What if we consider that our restaurants aren’t just in the food business but also in the energy consumption business?

We all know restaurant businesses operate on razor-thin margins. As a result, operators appropriately focus on product quality, guest satisfaction, and managing prime costs to survive. But I’d like us to think differently for a moment—not just for the sake of the bottom line, but for a larger purpose as well. And, in this particular case, better business can help contribute beyond our dining rooms and into the communities that support us.

Every restaurant uses an enormous amount of gas, electricity and water, not to mention construction materials for new units or remodels. What if we consider that our restaurants aren’t just in the food business but also in the energy consumption business? How can we make that business more efficient and effective?

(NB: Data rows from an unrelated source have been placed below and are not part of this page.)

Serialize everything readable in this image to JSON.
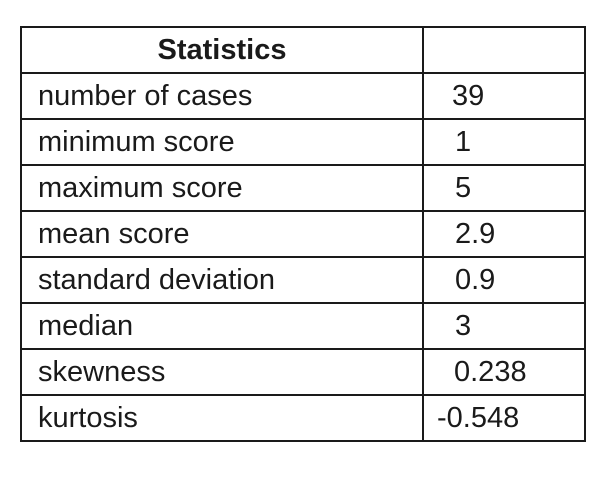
{
  "table": {
    "header": {
      "title": "Statistics",
      "value": ""
    },
    "rows": [
      {
        "label": "number of cases",
        "value": "39"
      },
      {
        "label": "minimum score",
        "value": "1"
      },
      {
        "label": "maximum score",
        "value": "5"
      },
      {
        "label": "mean score",
        "value": "2.9"
      },
      {
        "label": "standard deviation",
        "value": "0.9"
      },
      {
        "label": "median",
        "value": "3"
      },
      {
        "label": "skewness",
        "value": "0.238"
      },
      {
        "label": "kurtosis",
        "value": "-0.548"
      }
    ]
  }
}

At CapitalSpring, our entire portfolio is devoted to investments in the restaurant sector. And we remain committed to supporting smart business initiatives with all our portfolio partners. One of those partners is Shari’s Cafe & Pies, the largest full-service restaurant chain in the Pacific Northwest. Shari’s operates nearly 100 locations across six states 24/7, which means the lights are always on, the HVAC is always running and kitchen costs can run high.

As a result, Shari’s energy usage represents the third largest controllable cost for each of our locations. Rather than simply accepting those costs as a given, Shari’s management identified them as an area not only of improvement, but of potential transformation that could significantly improve the company’s bottom-line and brand positioning.

Working closely with CapitalSpring, Shari’s leadership team put together an aggressive strategic energy management program dubbed SWEEP (Shari’s Water/Energy Efficiency Program). Together, our goal was clear: to reduce energy costs and consumption without interfering with the guest experience.

We outlined a multi-pronged process, requiring buy-in at all levels of the organization:

AUDIT: dive deep into energy costs and understand what is used and consumed throughout the restaurant

IDENTIFY: find the opportunities for change and understand what each will involve and ultimately produce (and bring in experts who can guide the process forward)

IMPLEMENT: start with a single project to prove return-on-investment and then quickly build and act upon additional projects to sustain momentum

MEASURE: create systems that provide data and be willing to adjust approaches based on findings

In all, Shari’s implemented 14 SWEEP projects across multiple areas within the restaurant, including the following:

  • We retrofitted our gas broilers (the first project implemented, and a quick source of improvement that proved the value of the SWEEP initiative).
  • We installed automatic door closers and indoor/outdoor LED lights, delivering substantial electricity savings.
  • We deployed heated dipper wells, which provided an enormous reduction in water usage and expense.
  • We introduced demand-control ventilation systems into our kitchens, slowing down the systems when maximum usage isn’t required.
  • We invested in additional energy-efficient equipment and management systems, all with the intent to reduce energy consumption without affecting the customer experience.

Beyond the ongoing saving associated with these initiatives, there were real monetary incentives available to support these types of projects. Working with energy consultants, we carefully identified utility rebates to maximize the return on investment. For several projects, we were able to save between 30 to 70 percent of the project costs by leveraging these rebates.

Perhaps most importantly, we directly engaged with the Shari’s employee base, training them on best practices and delivering regular feedback on the impact of the SWEEP initiatives. While the directive came from management, the goal was to bring employees into the mission directly and give them a sense of achievement as we began to move the energy needle in the right direction.

And these efforts were also communicated to the Shari’s customer base. As a family restaurant, Shari’s has a deep dedication to providing fresh food in a positive and warm atmosphere. This new initiative to reduce Shari’s energy footprint was something we were proud to share with diners, and they in turn were proud to support it. We communicated these initiatives with in-store signage, social media, local events and media, all of which emphasized Shari’s commitment to being a great neighbor to its surrounding communities.

The results have been nothing short of astounding. As a direct result from the SWEEP program, Shari’s has:

  • Reduced electrical usage by more than 6 percent
  • Cut gas usage by more than seven percent
  • Generated 19 percent less waste
  • Achieved water savings of over 37 percent across its portfolio relative to its 2012 baseline

The U.S. Department of Energy even recognized Shari’s for achieving water savings as a partner in the Better Buildings Challenge, a DOE program that works with market leaders to drive the acceleration of cost-effective and proven strategies to improve the energy efficiency of the nation’s buildings, manufacturing plants and multifamily housing.

These results have far exceeded our goals, but we’re not stopping there. We’re continuing to look for projects and technologies that can further reduce energy consumption. Going forward, our overall goals are to lower gas and electric consumption by 20 percent and water consumption by 35 percent.

In the end, I’m confident in our ability to make those goals a reality. It requires a combination of well-aligned stakeholders: a management team eager to innovate, partners to provide guidance and intelligence, a willingness to invest into positive transformation, etc. This may seem like a tall task, but we’ve done it with Shari’s and we’re bullish that others can too—for their communities and their own profitability.